Working hard to contain the political as well as the ecological damage of the Deepwater Horizon spill, the Obama administration on Tuesday vowed to shake up the Interior Department agency responsible for policing Big Oil's deepwater drilling operations along America's continental shelf.
As a number of Congressional probes into the April 20 Deepwater Horizon accident in the Gulf of Mexico got underway Tuesday, Interior Secretary Ken Salazar announced a proposal to split the Minerals Management Service (MMS) in half, separating its policing function from its royalty-collection arm. Critics say there's always been a conflict of interest in having the same agency that collects $13 billion in royalties a year be responsible for inspecting rigs, enforcing safety rules, and probing skullduggery.
"I think what is driving a lot of moves toward tighter regulations is our trust has been violated, and when trust is breached or lost, it's hard to get it back," says Duane Gill, an oil spill disaster expert at Oklahoma State University.
Three global corporations – BP, the explorer; Transocean, the driller; and Halliburton, the concrete contractor – have begun pointing fingers at each other as lawsuits pile up and congressional investigations into the cause of the Deepwater Horizon accident get underway.
What is known is that a methane bubble burst up through the 23,000-foot pipe, creating a geyser of gas that spread across the rig and finally ignited. Hydraulic shears inside a five-story-tall blowout preventer where the drill pipe exits the earth's crust are supposed to sever and plug the pipe in the case of a blowout. They didn't.
Eleven people lost their lives in the explosion, and the crumpled "riser" pipe a mile from the Gulf's surface is now spewing at least 5,000 barrels a day of oil into the Gulf, with a total of at least 4 million gallons already escaped.
But while BP is bearing the brunt of blame, MMS, which is populated largely by former industry executives, has been criticized for failing to react to studies that showed problems with the blow-out preventers, refusing to mandate back-up systems, and downplaying the extent of other accidents in the Gulf. At issue in Tuesday's US Senate Energy and Natural Resources Committee hearing is safety testing of the shear. One former regulator testified that MMS needs more data on shear ram performance, but insisted all such rams were tested and certified every two weeks.
A long-term investigation led by Rep. Darrell Issa (R) of California into MMS has uncovered abuses dating back to the Clinton administration and which continued through the Bush and Obama White Houses. And Sen. Ben Nelson raised eyebrows this week when he brought up a series of 2008 revelations about sex and "pot parties" among MMS regulators and industry executives. Moreover, MMS collects $13 billion in lease royalties a year while amassing an increasingly spotty record on policing Big Oil on safety issues.

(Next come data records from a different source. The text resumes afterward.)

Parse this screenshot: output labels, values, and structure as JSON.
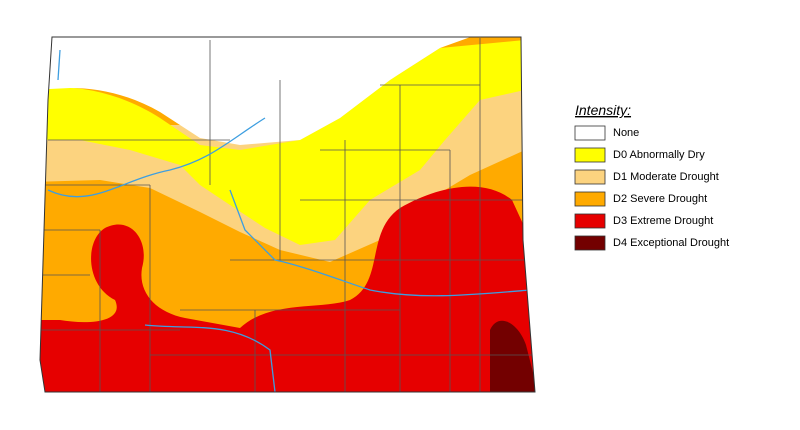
{
  "legend": {
    "title": "Intensity:",
    "items": [
      {
        "label": "None",
        "color": "#ffffff"
      },
      {
        "label": "D0 Abnormally Dry",
        "color": "#ffff00"
      },
      {
        "label": "D1 Moderate Drought",
        "color": "#fcd37f"
      },
      {
        "label": "D2 Severe Drought",
        "color": "#ffaa00"
      },
      {
        "label": "D3 Extreme Drought",
        "color": "#e60000"
      },
      {
        "label": "D4 Exceptional Drought",
        "color": "#730000"
      }
    ]
  }
}
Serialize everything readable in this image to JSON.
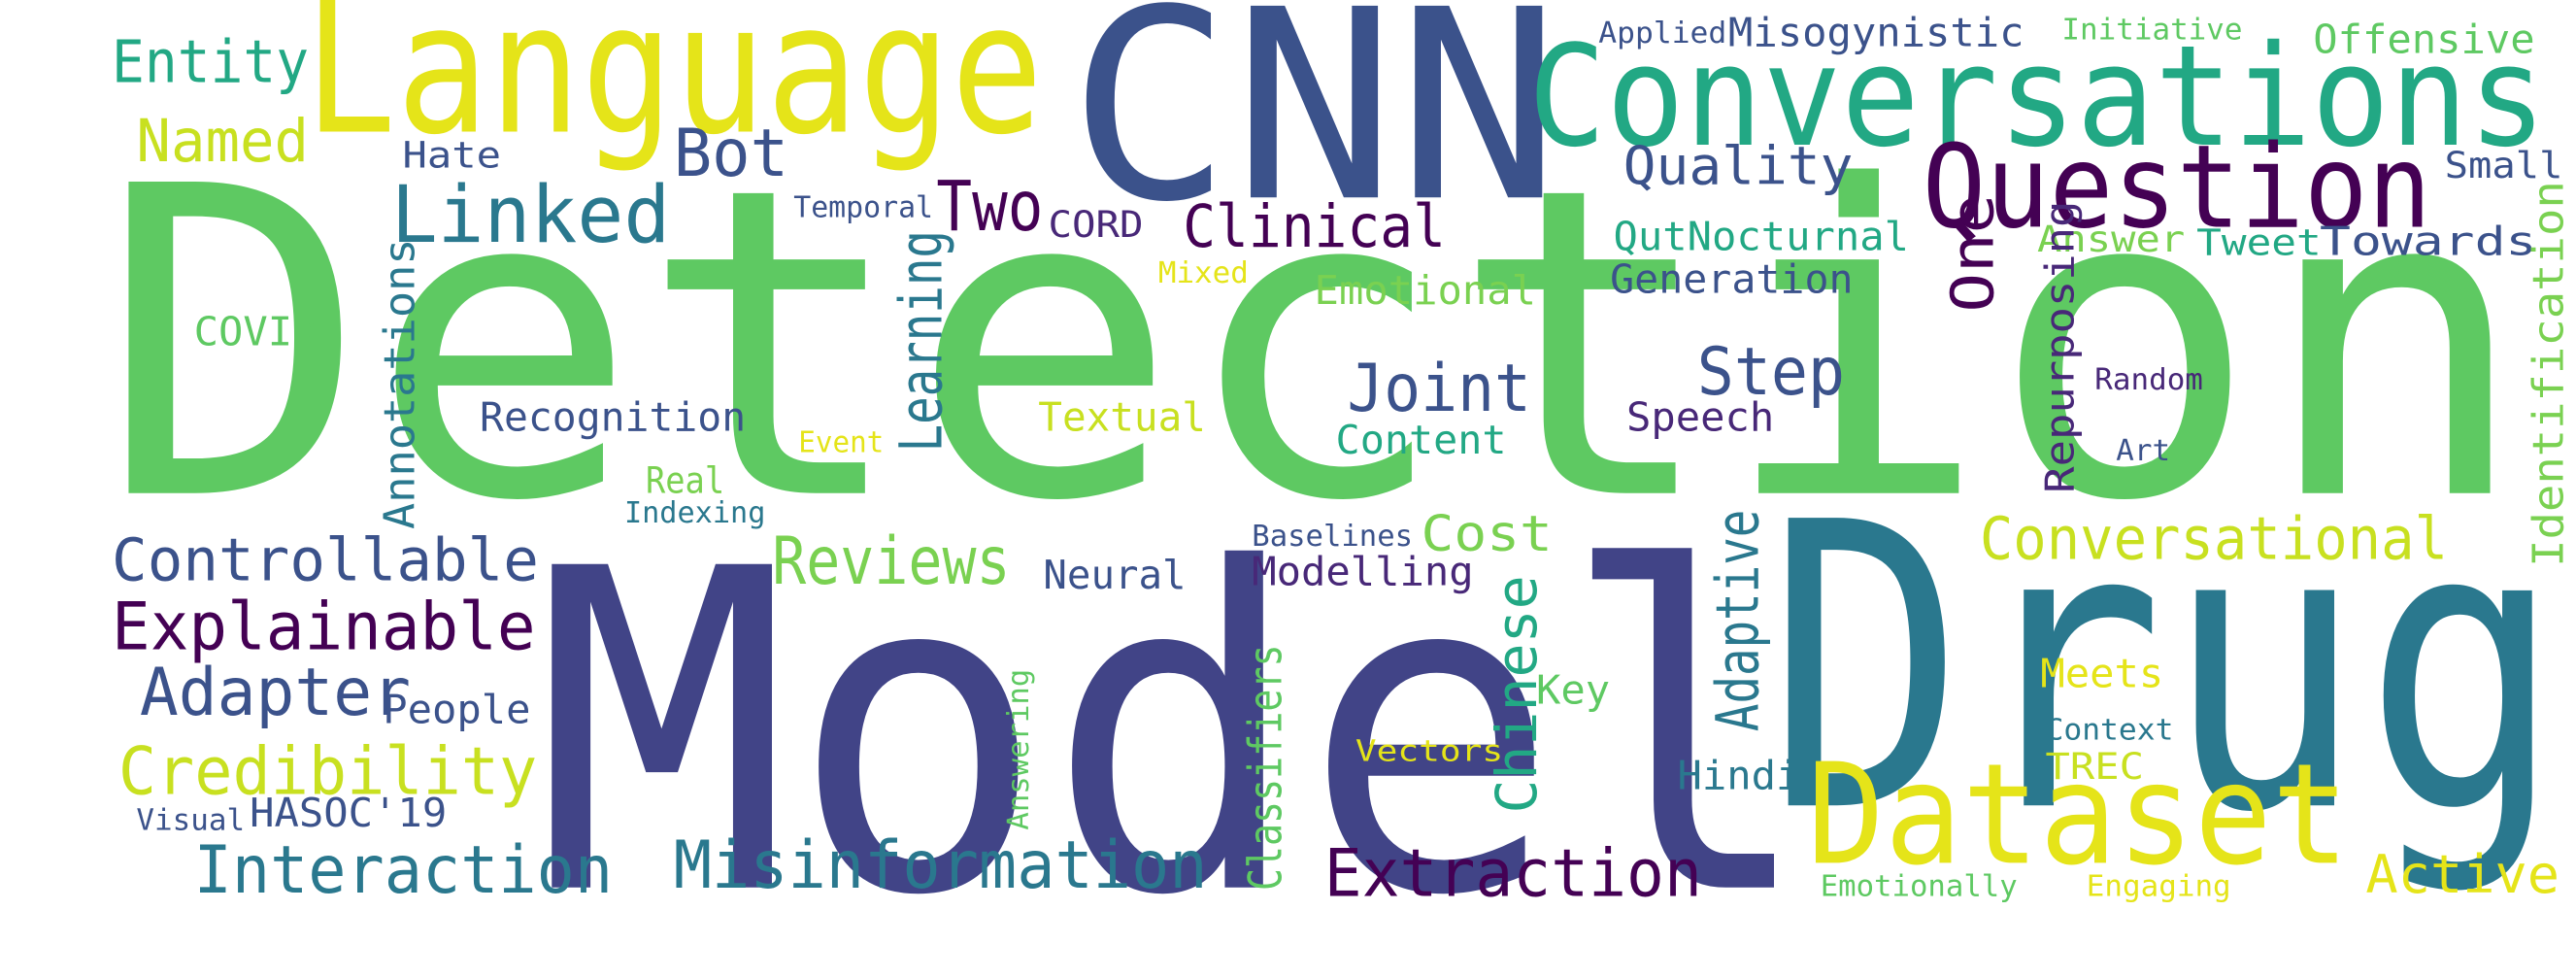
{
  "words": [
    "Detection",
    "Model",
    "Drug",
    "CNN",
    "Language",
    "Conversations",
    "Question",
    "Dataset",
    "Entity",
    "Named",
    "Bot",
    "Linked",
    "Hate",
    "Two",
    "Temporal",
    "CORD",
    "Clinical",
    "Quality",
    "Applied",
    "Misogynistic",
    "Initiative",
    "Offensive",
    "Small",
    "QutNocturnal",
    "Answer",
    "Tweet",
    "Towards",
    "Mixed",
    "COVID",
    "Emotional",
    "Generation",
    "Step",
    "Joint",
    "Recognition",
    "Textual",
    "Event",
    "Speech",
    "Content",
    "Random",
    "Art",
    "Real",
    "Indexing",
    "Controllable",
    "Reviews",
    "Neural",
    "Baselines",
    "Cost",
    "Modelling",
    "Conversational",
    "Explainable",
    "Adapter",
    "People",
    "Credibility",
    "Visual",
    "HASOC'19",
    "Interaction",
    "Misinformation",
    "Extraction",
    "Key",
    "Hindi",
    "Vectors",
    "Meets",
    "Context",
    "TREC",
    "Active",
    "Emotionally",
    "Engaging",
    "Annotations",
    "Learning",
    "One",
    "Repurposing",
    "Adaptive",
    "Chinese",
    "Classifiers",
    "Answering",
    "Identification"
  ]
}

"While there are many outstanding questions surrounding what went wrong and what should have been done to avoid this disaster," Mr. Issa said Tuesday, "what we know for sure is that MMS is in need of a surgical overhaul and that a quick-fix, band-aid approach is wholly inadequate and will only serve to preserve a broken bureaucracy at the expense of the American people and their safety."
The Obama administration has fought back against comparisons of the Deepwater Horizon response to the hurricane Katrina disaster, where complacency that spanned local, state, and federal agencies combined to take a heavy human and political toll. But while Rep. Ed Markey (D) of Massachusetts on Tuesday pointed at lax regulation by the Bush administration, which had heavy ties to oil, it's also true that President Obama is the largest recipient of political donations from BP-associated PACs over the past 20 years.
And though the Obama administration has halted all new exploratory drilling in the Gulf, MMS has approved 26 environmental review exemptions for proposed drilling sites since the April 20 accident.
As part of the Obama administration's response to the Deepwater Horizon accident, Salazar said Tuesday he will seek an additional $29 million from Congress for stepped-up rig inspections and enforcement,
“The tragedy aboard the Deepwater Horizon and the massive spill for which BP is responsible has made the importance and urgency of our reform agenda even clearer,” Salazar said Tuesday in Washington.